Wie frühere Stromausfälle, die sich noch vor der Liberalisierung ereigneten, scheint der jüngste "Blackout" in erster Linie auf die bekannten technisch-organisatorischen Mängel der nordamerikanischen Stromversorgung zurückzuführen sein. Die 1996 begonnene Deregulierung, die inzwischen in den meisten US-Bundesstaaten verwirklicht oder in Angriff genommen wurde, hat diese traditionelle Vernachlässigung der Versorgungssicherheit zugunsten wirtschaftlicher Aspekte aber sicher noch akzentuiert. Zur Zielscheibe diesbezüglicher Kritik wurde vor allem das Stromunternehmen "First Energy", das rund 4,3 Millionen Kunden in Ohio, Pennsylvania und New Jersey versorgt und eine maßgebliche Rolle bei den Leitungs- und Kraftwerksausfällen spielte.

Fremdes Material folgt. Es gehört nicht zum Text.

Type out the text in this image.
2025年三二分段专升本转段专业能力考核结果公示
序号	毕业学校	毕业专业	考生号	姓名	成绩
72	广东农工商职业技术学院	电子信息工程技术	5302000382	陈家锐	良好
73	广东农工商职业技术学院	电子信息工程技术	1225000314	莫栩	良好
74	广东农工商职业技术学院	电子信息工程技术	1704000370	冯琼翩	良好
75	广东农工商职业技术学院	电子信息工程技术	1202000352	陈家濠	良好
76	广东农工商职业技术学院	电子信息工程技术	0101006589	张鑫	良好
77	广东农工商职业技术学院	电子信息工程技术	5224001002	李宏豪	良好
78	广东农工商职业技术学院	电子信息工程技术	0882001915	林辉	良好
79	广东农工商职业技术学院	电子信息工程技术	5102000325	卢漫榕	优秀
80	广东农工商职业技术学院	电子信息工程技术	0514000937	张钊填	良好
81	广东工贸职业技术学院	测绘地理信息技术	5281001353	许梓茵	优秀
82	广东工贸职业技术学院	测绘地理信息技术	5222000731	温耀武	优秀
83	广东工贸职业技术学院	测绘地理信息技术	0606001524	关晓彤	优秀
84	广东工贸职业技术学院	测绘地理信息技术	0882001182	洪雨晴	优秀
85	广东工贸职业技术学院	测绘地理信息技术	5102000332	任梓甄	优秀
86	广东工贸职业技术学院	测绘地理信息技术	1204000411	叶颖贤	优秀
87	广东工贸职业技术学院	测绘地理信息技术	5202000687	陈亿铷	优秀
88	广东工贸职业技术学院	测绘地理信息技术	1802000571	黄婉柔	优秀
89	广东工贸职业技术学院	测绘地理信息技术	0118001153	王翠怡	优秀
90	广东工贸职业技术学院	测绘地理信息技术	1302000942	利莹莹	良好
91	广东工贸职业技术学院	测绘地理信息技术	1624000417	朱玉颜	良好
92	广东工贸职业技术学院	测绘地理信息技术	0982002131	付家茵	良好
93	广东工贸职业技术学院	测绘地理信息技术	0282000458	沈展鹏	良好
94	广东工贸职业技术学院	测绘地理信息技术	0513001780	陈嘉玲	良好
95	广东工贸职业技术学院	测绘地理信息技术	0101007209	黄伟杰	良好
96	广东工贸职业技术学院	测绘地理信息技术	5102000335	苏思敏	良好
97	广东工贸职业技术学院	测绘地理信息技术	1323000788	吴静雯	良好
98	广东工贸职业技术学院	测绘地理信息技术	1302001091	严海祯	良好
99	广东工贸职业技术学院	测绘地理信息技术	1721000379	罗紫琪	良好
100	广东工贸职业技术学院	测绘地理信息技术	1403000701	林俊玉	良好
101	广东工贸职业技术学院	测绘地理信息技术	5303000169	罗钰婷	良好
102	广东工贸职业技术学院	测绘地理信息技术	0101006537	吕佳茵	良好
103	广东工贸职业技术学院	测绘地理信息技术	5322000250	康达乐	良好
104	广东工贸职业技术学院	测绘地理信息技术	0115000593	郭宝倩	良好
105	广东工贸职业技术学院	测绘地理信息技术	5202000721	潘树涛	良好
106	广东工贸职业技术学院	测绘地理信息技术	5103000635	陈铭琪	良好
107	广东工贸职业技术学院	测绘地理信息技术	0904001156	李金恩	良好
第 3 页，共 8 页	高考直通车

Laut "Neue Zürcher Zeitung" (16.9.) hat First Energy die Ausgaben für den Unterhalt der Leitungen in den letzten Jahren gekürzt, anstatt das Netz den erhöhten Anforderungen anzupassen. Anfang vergangenen Jahres habe ein Kernkraftwerk des Unternehmens am Erie-See stillgelegt werden müssen, weil ein Reaktorkessel von Säure fast durchgefressen war und damit eine Katastrophe ähnlich wie 1979 beim Reaktor Three Mile Islands drohte. Mehrere ehemalige Angestellte des Stromkonzerns hätten sich beim US-Arbeitsministerium beklagt, weil sie entlassen worden seien, nachdem sie auf Mängel aufmerksam gemacht hatten. First Energy habe ferner mit massiver und kostspieliger Lobby-Arbeit den derzeitigen US-Präsidenten Bush bewogen, das im Wahlkampf abgegebene Versprechen einer Verschärfung der Umweltschutzauflagen für Kraftwerke zurückzunehmen.

Hurrikan "Isabel" sorgte für neuen Stromausfall

Einen neuen Stromausfall bewirkte der Hurrikan "Isabel", der am 18. September mit Windgeschwindigkeiten von bis zu 170 Stundenkilometern die Ostküste der USA erreichte. In North Carolina, Virginia und Teilen Marylands mußten rund 2,5 Millionen Menschen für Stunden und Tage auf elektrische Energie verzichten, weil Leitungen durch Sturmböen und fallende Bäume heruntergerissen worden waren.